Bagi sobat Biografinesia yang penasaran dengan biografi Sri Sultan Hamengkubuwono IX, yuk langsung saja cek informasinya!
Contents
- 1 Profil Sri Sultan Hamengkubuwono IX
- 2 Biografi Sri Sultan Hamengkubuwono IX
- 3 Riwayat Pendidikan
- 4 Karir Sri Sultan Hamengkubuwono IX
- 5 Perjuangan Sri Sultan Hamengkubuwono IX
- 6 Pernah Mengusulkan untuk Memindahkan Ibu Kota Indonesia
- 7 Terkenal Sebagai Bapak Pramuka Indonesia
- 8 Akhir Hayat Sri Sultan Hamengkubuwono IX
- 9 Penghargaan
- 10 Kesimpulan
Profil Sri Sultan Hamengkubuwono IX
Nama Asli : Gusti Raden Mas Dorodjatun
Tempat Lahir : Ngasem, Yogyakarta
Tanggal Lahir : 12 April 1912
Ayah : Sultan Hamengkubuwono VIII
Ibu : RA Kustilah/KRA Adipati Anum Amangku Negara/Kanjeng Alit
Profesi : Wakil presiden RI Ke-2, Bapak Pramuka Indonesia, Gubernur DI Yogyakarta, Raja Kesultanan Yogyakarta dan menjabat sebagai menteri pada beberapa bidang
Istri : BRA Pintakapurnama/KRA Pintakapurnama, RA Siti Kustina/BRA Windyaningrum/KRA Widyaningrum/Ray Adipati Anum, Raden Gledegan Ranasaputra/KRA Astungkara, KRA Ciptamurti dan Norma Musa/KRA Nindakirana
Jumlah Anak : 15 putra dan 7 putri
Wafat : 2 Oktober 1988
Biografi Sri Sultan Hamengkubuwono IX
Sri Sultan Hamengkubuwono IX lahir pada tanggal 12 April 1912, di Ngasem, Yogyakarta. Beliau memiliki nama asli Gusti Raden Mas Dorodjatun.

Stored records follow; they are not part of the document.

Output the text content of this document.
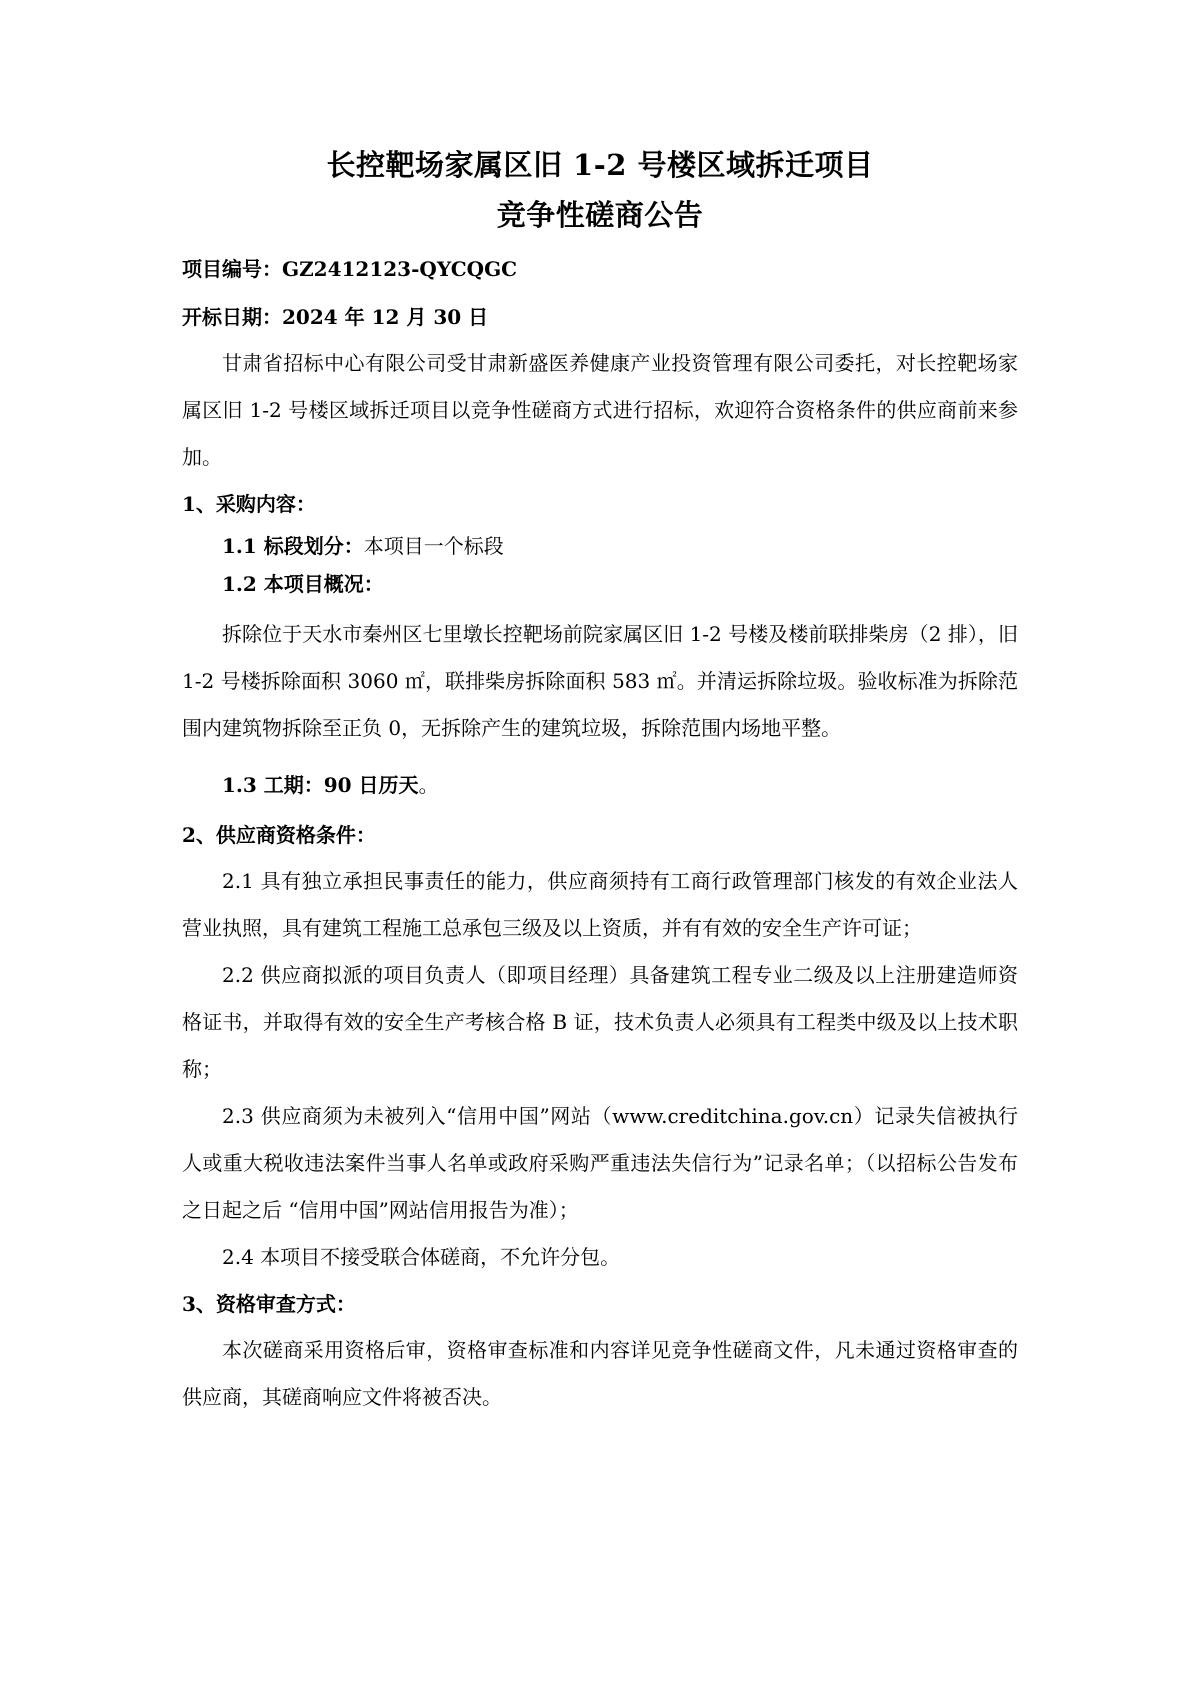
长控靶场家属区旧 1-2 号楼区域拆迁项目
竞争性磋商公告
项目编号：GZ2412123-QYCQGC
开标日期：2024 年 12 月 30 日

甘肃省招标中心有限公司受甘肃新盛医养健康产业投资管理有限公司委托，对长控靶场家属区旧 1-2 号楼区域拆迁项目以竞争性磋商方式进行招标，欢迎符合资格条件的供应商前来参加。

1、采购内容：

1.1 标段划分：本项目一个标段

1.2 本项目概况：

拆除位于天水市秦州区七里墩长控靶场前院家属区旧 1-2 号楼及楼前联排柴房（2 排），旧 1-2 号楼拆除面积 3060 ㎡，联排柴房拆除面积 583 ㎡。并清运拆除垃圾。验收标准为拆除范围内建筑物拆除至正负 0，无拆除产生的建筑垃圾，拆除范围内场地平整。

1.3 工期：90 日历天。

2、供应商资格条件：

2.1 具有独立承担民事责任的能力，供应商须持有工商行政管理部门核发的有效企业法人营业执照，具有建筑工程施工总承包三级及以上资质，并有有效的安全生产许可证；

2.2 供应商拟派的项目负责人（即项目经理）具备建筑工程专业二级及以上注册建造师资格证书，并取得有效的安全生产考核合格 B 证，技术负责人必须具有工程类中级及以上技术职称；

2.3 供应商须为未被列入“信用中国”网站（www.creditchina.gov.cn）记录失信被执行人或重大税收违法案件当事人名单或政府采购严重违法失信行为”记录名单；（以招标公告发布之日起之后 “信用中国”网站信用报告为准）；

2.4 本项目不接受联合体磋商，不允许分包。

3、资格审查方式：

本次磋商采用资格后审，资格审查标准和内容详见竞争性磋商文件，凡未通过资格审查的供应商，其磋商响应文件将被否决。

Dorodjatun, panggilan Sri Sultan Hamengkubuwono IX, merupakan putra dari pasangan Sri Sultan Hamengkubuwono VIII dan Raden Ajeng Kustilah.
Saat berusia 2 tahun, beliau menyandang status sebagai Putra Mahkota Yogyakarta. Kemudian, ketika berusia 4 tahun, Dorodjatun mulai dididik agar bisa hidup terpisah dari keraton.
Dorodjatun pun dititipkan ke sebuah keluarga Belanda, yaitu Mulder. Saat itu, Mulder menjabat menjadi kepala sekolah Neutrale Hollands Javaanse Jongens School daerah Gondokusuman.
Selama tinggal bersama keluarga Mulder, Dorodjatun mendapat panggilan Henkie, yang diambil dari nama Pangeran Belanda, yaitu Hendrik.
Bahkan, nama Henkie terus melekap pada diri Dorodjatun sampai beliau sekolah dan kuliah di Belanda.
Riwayat Pendidikan
Sri Sultan Hamengkubuwono IX menempuh pendidikan pertama di taman kanak-kanak Frobel School dan Eerste Europeesche Lagere School B.
Setahun kemudian, beliau pindah ke kediaman keluarga Cock, lalu bersekolah di Neutrale Europeesche Lagere School. Dorodjatun lulus pada tahun 1925 dan melanjutkan pendidikan sekolah menengah ke Hoogere Burger School (HBS) Semarang.
Saat bersekolah di HBS, Dorodjatun tinggal bersama keluarga Voskull, seorang sipir penjara Semarang. Namun, karena tak cocok dengan lingkungan sekolah, beliau pun pindah ke HBS Bandung pada tahun 1928.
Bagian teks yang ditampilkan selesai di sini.